Porque logo me levou a desconfiar do mundo, a precocidade foi um dos meus azares, talvez o maior. Cedo demais aprendi a ler, e como o jornal me fascinava, aos seis anos a guerra da Abissínia entrou na minha vida, logo a seguir a Guerra Civil de Espanha, e ainda esta não tinha terminado quando rebentou a Segunda Guerra Mundial, de que depois se diria que, graças ao poder dos Estados Unidos e à fundação da ONU, tinha sido a última guerra da humanidade.
Passemos caridosamente a esponja sobre a ingenuidade dos sonhadores, pois tudo se lhes deve perdoar, tragédia nenhuma substituirá nos seus olhos, as lentes de plástico cor-de-rosa com que apercebem a vida e o mundo.
Mas o que aqui vem ao caso, resultou de uma corriqueira conversa de amigos na esplanada, entre eles um jovem, porque cinquentão, e jovem também pelo romantismo das suas convicções.

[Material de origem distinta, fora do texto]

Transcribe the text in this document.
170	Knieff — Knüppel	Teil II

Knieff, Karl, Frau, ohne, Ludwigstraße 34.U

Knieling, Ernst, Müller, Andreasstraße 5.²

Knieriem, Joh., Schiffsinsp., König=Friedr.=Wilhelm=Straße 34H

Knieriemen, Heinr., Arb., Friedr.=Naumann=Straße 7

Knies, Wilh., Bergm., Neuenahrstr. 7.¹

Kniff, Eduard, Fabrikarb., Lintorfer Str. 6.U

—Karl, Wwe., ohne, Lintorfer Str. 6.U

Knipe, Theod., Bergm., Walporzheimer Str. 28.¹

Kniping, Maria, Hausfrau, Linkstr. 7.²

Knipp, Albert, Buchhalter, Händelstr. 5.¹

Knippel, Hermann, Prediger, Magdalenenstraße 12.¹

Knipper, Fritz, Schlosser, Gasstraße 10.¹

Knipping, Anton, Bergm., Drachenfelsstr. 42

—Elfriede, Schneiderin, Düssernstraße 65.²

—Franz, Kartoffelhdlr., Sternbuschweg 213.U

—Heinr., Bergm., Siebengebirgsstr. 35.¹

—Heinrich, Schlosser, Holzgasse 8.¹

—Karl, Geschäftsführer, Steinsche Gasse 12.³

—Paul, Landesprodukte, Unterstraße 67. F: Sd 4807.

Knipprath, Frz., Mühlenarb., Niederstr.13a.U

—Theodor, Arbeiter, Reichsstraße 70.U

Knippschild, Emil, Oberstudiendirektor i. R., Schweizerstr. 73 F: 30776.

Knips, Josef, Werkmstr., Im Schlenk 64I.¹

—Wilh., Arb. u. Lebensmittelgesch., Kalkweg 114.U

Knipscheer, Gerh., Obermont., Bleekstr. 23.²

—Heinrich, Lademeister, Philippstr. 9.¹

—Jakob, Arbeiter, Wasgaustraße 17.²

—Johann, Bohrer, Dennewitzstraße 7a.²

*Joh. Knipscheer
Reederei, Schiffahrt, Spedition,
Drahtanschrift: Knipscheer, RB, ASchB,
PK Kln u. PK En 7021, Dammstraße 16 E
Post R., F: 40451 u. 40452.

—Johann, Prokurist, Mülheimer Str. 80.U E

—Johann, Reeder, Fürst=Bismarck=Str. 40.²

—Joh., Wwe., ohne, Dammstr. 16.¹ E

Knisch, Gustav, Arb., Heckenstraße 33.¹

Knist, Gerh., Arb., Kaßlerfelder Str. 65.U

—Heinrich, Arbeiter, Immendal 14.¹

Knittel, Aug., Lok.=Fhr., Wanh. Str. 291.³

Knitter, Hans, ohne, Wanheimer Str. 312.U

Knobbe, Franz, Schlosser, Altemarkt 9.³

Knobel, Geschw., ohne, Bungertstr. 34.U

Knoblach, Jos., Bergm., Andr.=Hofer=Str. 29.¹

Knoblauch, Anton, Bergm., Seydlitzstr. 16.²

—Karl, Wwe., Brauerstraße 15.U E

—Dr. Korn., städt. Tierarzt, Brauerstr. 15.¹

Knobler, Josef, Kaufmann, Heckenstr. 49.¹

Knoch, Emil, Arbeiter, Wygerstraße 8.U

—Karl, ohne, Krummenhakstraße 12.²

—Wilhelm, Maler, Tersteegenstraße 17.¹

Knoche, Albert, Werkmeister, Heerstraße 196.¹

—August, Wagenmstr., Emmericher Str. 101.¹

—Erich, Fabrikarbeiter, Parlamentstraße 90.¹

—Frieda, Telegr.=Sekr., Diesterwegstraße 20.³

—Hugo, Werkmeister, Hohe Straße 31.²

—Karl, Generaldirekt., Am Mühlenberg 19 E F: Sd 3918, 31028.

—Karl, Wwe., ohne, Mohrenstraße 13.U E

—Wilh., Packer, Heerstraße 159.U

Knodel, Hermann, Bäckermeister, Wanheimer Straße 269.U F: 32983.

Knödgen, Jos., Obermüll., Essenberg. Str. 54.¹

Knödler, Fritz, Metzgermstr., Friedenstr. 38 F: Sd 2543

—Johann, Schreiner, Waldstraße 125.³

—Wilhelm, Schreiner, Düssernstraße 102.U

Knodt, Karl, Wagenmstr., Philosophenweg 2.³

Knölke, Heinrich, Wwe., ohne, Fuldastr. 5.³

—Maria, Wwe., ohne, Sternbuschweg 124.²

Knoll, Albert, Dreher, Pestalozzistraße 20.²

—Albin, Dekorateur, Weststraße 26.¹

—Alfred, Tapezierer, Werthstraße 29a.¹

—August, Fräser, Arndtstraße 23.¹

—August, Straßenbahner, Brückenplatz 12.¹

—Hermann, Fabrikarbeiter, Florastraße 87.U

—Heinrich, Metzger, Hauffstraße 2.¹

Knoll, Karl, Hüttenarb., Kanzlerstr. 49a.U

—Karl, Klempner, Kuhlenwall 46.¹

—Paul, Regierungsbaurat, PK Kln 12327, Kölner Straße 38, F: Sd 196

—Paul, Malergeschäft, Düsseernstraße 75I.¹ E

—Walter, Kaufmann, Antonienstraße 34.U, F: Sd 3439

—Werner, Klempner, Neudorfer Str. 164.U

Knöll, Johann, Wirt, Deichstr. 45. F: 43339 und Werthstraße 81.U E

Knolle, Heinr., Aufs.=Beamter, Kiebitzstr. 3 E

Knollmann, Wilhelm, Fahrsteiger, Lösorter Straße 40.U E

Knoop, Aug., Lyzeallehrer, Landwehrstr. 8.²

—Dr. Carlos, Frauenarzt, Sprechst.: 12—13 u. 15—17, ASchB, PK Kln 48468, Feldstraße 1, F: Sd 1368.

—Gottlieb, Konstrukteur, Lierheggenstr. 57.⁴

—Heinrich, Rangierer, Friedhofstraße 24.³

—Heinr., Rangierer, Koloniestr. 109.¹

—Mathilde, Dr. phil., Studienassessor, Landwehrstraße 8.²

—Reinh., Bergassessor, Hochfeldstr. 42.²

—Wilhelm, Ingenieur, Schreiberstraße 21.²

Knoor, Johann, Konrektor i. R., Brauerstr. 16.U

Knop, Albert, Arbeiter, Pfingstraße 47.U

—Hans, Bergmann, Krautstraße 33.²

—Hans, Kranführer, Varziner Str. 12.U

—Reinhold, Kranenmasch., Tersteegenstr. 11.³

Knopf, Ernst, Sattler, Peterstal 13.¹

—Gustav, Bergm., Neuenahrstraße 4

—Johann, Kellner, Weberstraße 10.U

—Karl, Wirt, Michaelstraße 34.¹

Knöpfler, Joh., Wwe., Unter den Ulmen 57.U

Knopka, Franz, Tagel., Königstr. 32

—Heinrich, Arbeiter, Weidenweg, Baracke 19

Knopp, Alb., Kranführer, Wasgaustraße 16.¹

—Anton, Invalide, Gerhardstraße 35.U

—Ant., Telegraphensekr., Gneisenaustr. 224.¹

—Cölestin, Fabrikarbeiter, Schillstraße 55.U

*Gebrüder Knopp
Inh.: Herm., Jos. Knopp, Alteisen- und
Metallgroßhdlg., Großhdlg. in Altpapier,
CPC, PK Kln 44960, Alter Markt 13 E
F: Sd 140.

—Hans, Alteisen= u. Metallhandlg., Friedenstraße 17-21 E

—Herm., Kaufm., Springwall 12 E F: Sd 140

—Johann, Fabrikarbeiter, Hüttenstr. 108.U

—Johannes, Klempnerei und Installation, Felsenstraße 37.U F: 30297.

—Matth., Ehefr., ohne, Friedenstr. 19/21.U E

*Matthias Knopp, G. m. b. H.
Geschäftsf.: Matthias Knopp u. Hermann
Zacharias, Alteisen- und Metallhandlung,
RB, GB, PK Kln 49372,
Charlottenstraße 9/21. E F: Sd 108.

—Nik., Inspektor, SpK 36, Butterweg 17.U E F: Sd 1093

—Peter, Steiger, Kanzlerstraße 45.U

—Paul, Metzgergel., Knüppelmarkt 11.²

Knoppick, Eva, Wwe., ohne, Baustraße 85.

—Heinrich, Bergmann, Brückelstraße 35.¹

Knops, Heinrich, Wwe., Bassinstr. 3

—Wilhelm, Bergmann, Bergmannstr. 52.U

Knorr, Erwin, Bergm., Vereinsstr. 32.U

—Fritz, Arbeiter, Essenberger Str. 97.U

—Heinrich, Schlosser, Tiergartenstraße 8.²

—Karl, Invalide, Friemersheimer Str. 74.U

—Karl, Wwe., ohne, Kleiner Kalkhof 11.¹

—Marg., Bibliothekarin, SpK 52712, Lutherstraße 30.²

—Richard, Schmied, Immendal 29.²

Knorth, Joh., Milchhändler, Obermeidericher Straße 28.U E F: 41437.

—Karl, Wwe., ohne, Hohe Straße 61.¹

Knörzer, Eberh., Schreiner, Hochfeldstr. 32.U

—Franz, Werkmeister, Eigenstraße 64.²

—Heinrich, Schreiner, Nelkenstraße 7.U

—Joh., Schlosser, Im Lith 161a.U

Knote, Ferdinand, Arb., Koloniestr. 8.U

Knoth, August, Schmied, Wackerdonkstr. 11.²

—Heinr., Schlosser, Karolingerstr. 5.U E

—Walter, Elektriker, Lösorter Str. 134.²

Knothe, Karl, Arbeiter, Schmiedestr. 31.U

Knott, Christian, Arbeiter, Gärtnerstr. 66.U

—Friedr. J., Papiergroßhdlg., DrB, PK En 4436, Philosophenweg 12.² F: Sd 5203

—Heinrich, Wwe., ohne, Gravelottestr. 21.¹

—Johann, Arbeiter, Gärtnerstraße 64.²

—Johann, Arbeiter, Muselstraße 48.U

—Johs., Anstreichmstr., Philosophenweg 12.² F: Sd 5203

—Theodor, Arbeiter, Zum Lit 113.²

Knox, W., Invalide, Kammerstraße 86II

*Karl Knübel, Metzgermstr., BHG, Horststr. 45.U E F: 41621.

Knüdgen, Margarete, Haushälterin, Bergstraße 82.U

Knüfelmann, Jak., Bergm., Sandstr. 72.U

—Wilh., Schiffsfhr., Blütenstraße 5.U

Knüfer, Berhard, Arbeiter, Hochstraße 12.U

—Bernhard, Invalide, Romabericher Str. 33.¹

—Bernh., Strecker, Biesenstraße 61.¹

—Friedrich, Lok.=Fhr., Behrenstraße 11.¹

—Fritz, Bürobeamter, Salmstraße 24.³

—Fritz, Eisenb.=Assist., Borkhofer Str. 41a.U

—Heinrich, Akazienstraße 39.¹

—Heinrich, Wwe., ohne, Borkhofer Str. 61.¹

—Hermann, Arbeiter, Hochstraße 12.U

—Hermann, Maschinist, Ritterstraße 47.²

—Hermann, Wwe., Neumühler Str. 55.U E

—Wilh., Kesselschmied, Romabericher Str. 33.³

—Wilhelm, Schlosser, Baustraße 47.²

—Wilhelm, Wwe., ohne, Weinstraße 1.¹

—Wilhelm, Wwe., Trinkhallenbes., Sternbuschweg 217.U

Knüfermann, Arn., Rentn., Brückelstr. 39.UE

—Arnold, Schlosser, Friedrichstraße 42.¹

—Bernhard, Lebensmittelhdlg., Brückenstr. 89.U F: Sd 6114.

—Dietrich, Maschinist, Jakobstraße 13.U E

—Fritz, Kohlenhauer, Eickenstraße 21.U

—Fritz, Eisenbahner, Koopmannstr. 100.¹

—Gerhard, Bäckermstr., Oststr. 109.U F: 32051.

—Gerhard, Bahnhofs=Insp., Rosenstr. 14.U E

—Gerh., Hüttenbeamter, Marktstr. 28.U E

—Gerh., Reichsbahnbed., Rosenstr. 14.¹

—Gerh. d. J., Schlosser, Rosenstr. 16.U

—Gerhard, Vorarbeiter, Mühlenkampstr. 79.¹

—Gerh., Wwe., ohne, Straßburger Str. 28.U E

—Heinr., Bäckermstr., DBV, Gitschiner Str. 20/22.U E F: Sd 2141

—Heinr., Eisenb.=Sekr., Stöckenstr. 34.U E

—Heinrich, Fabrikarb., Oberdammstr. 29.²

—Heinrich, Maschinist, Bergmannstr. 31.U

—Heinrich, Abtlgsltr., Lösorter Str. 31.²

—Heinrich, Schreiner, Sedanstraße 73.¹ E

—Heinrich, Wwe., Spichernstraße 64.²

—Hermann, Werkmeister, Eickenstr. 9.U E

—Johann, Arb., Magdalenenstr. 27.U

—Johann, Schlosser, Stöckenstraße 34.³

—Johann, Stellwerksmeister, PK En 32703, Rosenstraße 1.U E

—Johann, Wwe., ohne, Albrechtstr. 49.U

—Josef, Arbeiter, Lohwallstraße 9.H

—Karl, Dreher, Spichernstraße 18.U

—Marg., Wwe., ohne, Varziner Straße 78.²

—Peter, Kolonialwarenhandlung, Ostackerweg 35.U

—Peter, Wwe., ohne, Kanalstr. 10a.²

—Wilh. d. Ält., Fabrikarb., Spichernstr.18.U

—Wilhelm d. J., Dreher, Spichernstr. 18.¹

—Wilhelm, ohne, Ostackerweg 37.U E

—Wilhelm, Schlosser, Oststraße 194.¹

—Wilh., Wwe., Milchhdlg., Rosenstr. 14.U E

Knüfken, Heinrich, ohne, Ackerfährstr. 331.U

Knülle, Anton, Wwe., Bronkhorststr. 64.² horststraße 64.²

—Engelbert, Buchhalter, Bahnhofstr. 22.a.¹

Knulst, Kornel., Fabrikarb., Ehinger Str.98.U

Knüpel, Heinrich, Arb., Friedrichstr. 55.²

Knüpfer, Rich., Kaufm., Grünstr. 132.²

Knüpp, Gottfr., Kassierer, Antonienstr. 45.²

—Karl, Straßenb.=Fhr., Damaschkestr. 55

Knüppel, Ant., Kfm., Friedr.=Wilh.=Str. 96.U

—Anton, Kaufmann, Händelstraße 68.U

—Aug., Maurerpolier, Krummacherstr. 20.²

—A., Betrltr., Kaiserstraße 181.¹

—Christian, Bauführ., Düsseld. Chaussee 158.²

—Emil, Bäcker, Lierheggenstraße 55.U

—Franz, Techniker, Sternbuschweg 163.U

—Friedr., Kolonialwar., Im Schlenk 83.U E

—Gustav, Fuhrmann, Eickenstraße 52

Falávamos da bizarria desta guerra na Ucrânia, da novidade dos drones, concordando todos que a Rússia era o invasor, mas a pena que dava que os seus soldados, carentes de quase tudo, das munições, aos agasalhos e até à comida, morressem às dezenas de milhar.
Foi então que, num acesso de romantismo, ao jovem atrás citado ocorreu dizer que, inevitavelmente, em tempo de guerra todos os exércitos sofrem falhas e carências, mas ponto importante não é, nem de longe, o conforto dos combatentes, sim o orgulho de poder dar a vida pela pátria.
O Zeferino, que de Moçambique à Guiné, outra vez a Moçambique, ao Líbano, aos Balcãs, já viu guerra demais e sofre mal os ingénuos, pigarreou daquele modo que lhe conhecemos, e é prenúncio de mau agouro. Desta vez, porém, deve ter controlado o azedume, e sem encarar o “culpado” sentenciou:
- Grande treta, essa de dar a vida pela pátria. Patriotismo a sério é fazer pra que seja o inimigo a morrer pela dele.